Polskie drogi

Prędkość. Czy to jedyna przyczyna wypadków?

Zagrożenie życia i zdrowia uczestników ruchu drogowego jest w Polsce znacząco wyższe niż w większości krajów Unii Europejskiej - mówi dyrektor Instytutu Transportu Samochodowego prof. Marcin Ślęzak. Jak dodał, sytuację poprawiłoby przestrzeganie limitów prędkości.

PAP: Europejska Rada Bezpieczeństwa Transportu (ETSC) niejednokrotnie przedstawiała pomysły na poprawę bezpieczeństwa na drogach UE. Wśród nich znalazł się m.in. elektroniczny system ograniczenia prędkości (Intelligent Speed Assistance). W skrócie mówiąc, system wyhamowywałby pojazd po przekroczeniu np. ograniczenia prędkości do 50 km/h. Jesteśmy na to gotowi chociażby technicznie?

Marcin Ślęzak: Inteligentny system ograniczenia prędkości wykorzystuje kamery do rozpoznawania znaków drogowych lub/i system GPS z informacjami o limitach prędkości na danym odcinku drogi. Gdy kierowca wjeżdża w strefę z ograniczoną prędkością, na prędkościomierzu wyświetla się informacja o limicie prędkości, jednak pojazd nie hamuje, natomiast ograniczana jest moc silnika, uniemożliwiając kierującemu przyspieszanie. Samochody z tym systemem są już dostępne na rynku europejskim, kilkanaście znanych marek pojazdów wprowadziło po kilka modeli wyposażonych w ten system. Nie ustalono dat wprowadzenia go jako obowiązkowego i raczej nie wydarzy się to z dnia na dzień.

Reklama

PAP: W takim razie, czy jesteśmy na to gotowi mentalnie, bo Polacy chyba nie lubią, kiedy im się coś ogranicza, szczególnie na drodze?

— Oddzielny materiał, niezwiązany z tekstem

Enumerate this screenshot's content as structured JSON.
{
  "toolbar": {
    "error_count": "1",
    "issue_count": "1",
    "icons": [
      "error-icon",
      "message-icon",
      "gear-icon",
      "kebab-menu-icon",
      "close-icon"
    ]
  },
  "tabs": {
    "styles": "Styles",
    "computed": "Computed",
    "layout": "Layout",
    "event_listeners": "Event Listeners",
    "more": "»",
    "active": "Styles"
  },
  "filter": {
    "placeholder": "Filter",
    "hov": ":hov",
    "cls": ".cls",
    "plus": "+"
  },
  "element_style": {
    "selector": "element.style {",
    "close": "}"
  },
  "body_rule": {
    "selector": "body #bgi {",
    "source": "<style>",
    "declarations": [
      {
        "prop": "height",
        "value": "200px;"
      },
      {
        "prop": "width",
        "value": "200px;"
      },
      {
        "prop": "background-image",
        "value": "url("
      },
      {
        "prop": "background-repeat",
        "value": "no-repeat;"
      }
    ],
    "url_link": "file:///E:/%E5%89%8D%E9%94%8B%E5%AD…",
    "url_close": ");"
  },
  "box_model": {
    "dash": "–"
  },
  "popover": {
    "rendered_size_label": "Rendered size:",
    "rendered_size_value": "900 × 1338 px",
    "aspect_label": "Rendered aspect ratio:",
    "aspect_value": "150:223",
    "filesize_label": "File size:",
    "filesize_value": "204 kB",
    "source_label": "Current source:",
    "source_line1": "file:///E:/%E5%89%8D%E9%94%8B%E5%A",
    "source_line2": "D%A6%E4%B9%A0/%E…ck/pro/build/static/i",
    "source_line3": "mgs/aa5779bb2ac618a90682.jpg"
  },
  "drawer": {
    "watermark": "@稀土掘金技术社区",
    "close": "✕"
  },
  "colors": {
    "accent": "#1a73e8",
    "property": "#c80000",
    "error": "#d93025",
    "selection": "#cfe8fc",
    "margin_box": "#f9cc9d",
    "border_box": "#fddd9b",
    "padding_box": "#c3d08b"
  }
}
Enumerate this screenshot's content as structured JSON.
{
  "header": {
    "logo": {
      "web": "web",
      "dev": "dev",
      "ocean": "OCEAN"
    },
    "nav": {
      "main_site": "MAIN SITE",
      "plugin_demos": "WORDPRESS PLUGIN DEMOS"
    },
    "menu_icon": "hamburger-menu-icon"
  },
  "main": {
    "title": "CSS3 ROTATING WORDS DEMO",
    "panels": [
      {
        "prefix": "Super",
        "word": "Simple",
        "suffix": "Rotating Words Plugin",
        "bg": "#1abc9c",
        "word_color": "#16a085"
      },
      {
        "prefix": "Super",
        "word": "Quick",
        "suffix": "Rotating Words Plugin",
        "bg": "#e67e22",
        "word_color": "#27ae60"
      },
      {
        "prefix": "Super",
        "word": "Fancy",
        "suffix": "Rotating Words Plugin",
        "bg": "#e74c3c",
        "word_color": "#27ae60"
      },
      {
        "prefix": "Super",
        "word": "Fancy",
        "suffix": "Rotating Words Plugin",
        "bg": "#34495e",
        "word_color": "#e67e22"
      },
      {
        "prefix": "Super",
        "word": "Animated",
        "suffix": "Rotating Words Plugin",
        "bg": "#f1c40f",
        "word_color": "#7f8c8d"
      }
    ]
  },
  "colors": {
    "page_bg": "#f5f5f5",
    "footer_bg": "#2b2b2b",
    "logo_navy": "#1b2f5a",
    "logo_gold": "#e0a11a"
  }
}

M.Ś.: Tak, Polacy nie lubią, gdy ich coś ogranicza, zwłaszcza dlatego, że samochód nadal traktowany jest w naszym kraju jako synonim pozycji i wolności. Należy jednak pamiętać, że w Polsce główną przyczyną wypadków jest nadmierna prędkość, a mimo to ponad 70 proc. kierowców przekracza dozwolone limity prędkości. Z tego też powodu jedną z najbardziej zagrożonych grup uczestników ruchu drogowego są piesi. Podczas gdy w Unii Europejskiej stanowią około 20 proc. wszystkich ofiar śmiertelnych wypadków drogowych, to w Polsce od lat stanowią około 30 proc. ogółu zabitych. W związku z tym system ISA byłby interesującym rozwiązaniem, bo pomaga kierowcy uniknąć mandatu za jazdę z nadmierną prędkością i jednocześnie chroni pieszych, bo strefy ograniczonej prędkości wprowadzane są tam, gdzie są piesi.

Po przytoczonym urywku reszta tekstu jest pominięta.